It is not obvious that the chain rule is valid for distributions. But in this case it actually is.
Assume that $f \in C^1(\mathbb{R})$ changes sign at $x_i$ for $i \in I$ (finite or countably infinite). Then
$$
(\theta \circ f)'(x)
= \sum_{i \in I} \operatorname{sign}(f'(x_i)) \, \delta(x-x_i)
.
$$
On the other hand, formally by the chain rule, in a neighborhood of $x_0$ we expect to have
$$
(\theta \circ f)'(x)
= (\theta' \circ f)(x) \, f'(x)
= (\delta \circ f)(x) \, f'(x)
.
$$
Are these right hand sides equal? Actually they are.

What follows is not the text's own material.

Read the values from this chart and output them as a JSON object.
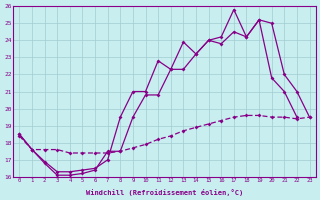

By a formula that can be found in Dirac Delta Function of a Function we have
$$
(\delta \circ f)(x) \, f'(x)
= \left( \sum_{i \in I} \frac{\delta(x-x_i)}{|f'(x_i)|} \right) \, f'(x)
= \sum_{i \in I} \frac{\delta(x-x_i)}{|f'(x_i)|} \, f'(x_i) \\
= \sum_{i \in I} \frac{f'(x_i)}{|f'(x_i)|} \,\delta(x-x_i)
= \sum_{i \in I} \operatorname{sign}(f'(x_i)) \,\delta(x-x_i)
.
$$
Thus, to answer your question: Yes, it is correct that $\delta(f(x)) \, f'(x) = \delta(g(x)) \, g'(x)$ if $f,g \in C^1(\mathbb{R})$ and $\theta \circ f = \theta \circ g$ (e.g. if $f$ and $g$ have the same zeros, and $f'$ and $g'$ have the same (nonzero) signs at the zeros).